Solar energy—power from the sun—is free and inexhaustible. This vast, clean energy resource represents a viable alternative to the fossil fuels that currently pollute our air and water, threaten our public health, and contribute to global warming. Failing to take advantage of such a widely available and low-impact resource would be a grave injustice to our children and all future generations.

In the broadest sense, solar energy supports all life on Earth and is the basis for almost every form of energy we use. The sun makes plants grow, which can be burned as “biomass” fuel or, if left to rot in swamps and compressed underground for millions of years, in the form of coal and oil. Heat from the sun causes temperature differences between areas, producing wind that can power turbines. Water evaporates because of the sun, falls on high elevations, and rushes down to the sea, spinning hydroelectric turbines as it passes. But solar energy usually refers to ways the sun’s energy can be used to directly generate heat, lighting, and electricity.

The Solar Resource

The amount of energy from the sun that falls on Earth’s surface is enormous. All the energy stored in Earth's reserves of coal, oil, and natural gas is matched by the energy from just 20 days of sunshine. Outside Earth's atmosphere, the sun's energy contains about 1,300 watts per square meter. About one-third of this light is reflected back into space, and some is absorbed by the atmosphere (in part causing winds to blow). By the time it reaches Earth's surface, the energy in sunlight has fallen to about 1,000 watts per square meter at noon on a cloudless day. Averaged over the entire surface of the planet, 24 hours per day for a year, each square meter collects the approximate energy equivalent of a barrel of oil each day, or 4.2 kilowatt-hours of energy.
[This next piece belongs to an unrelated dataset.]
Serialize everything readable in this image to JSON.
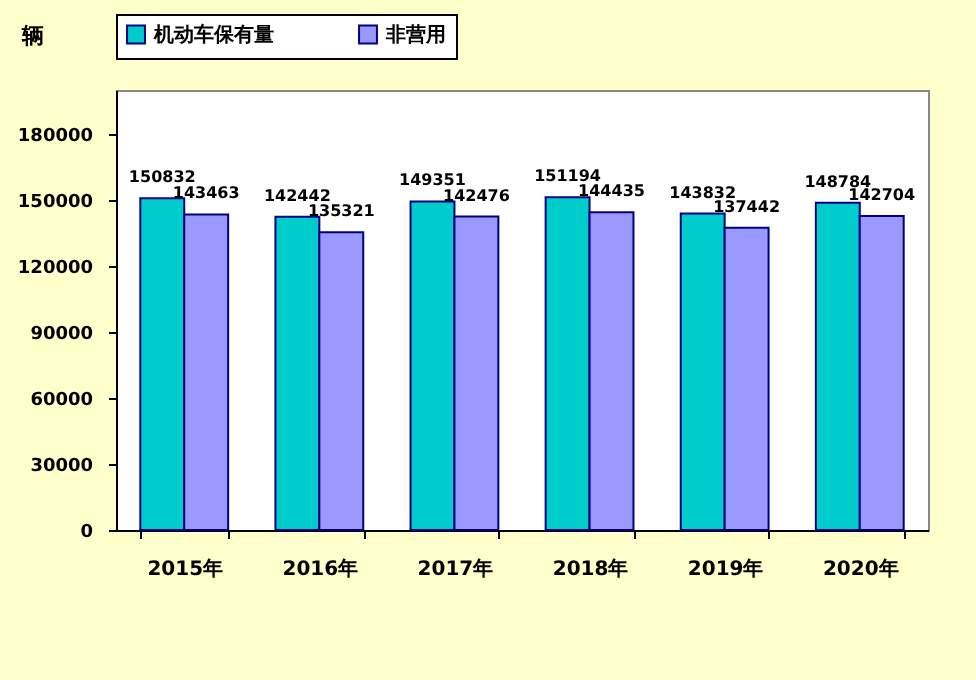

This figure varies by location and weather patterns. Deserts, with very dry air and little cloud cover, receive the most sun—more than six kilowatt-hours per day per square meter. Northern climes, such as that of Boston, get closer to 3.6 kilowatt-hours. Sunlight varies by season as well, with some areas receiving very little sunshine in the winter. Seattle in December, for example, gets only about 0.7 kilowatt-hours per day.

These figures represent the maximum available solar energy that can be captured and used, but solar collectors capture only a portion of this, depending on their efficiency. For example, a one square meter solar electric panel with an efficiency of 15 percent would produce about one kilowatt-hour of electricity per day in Arizona.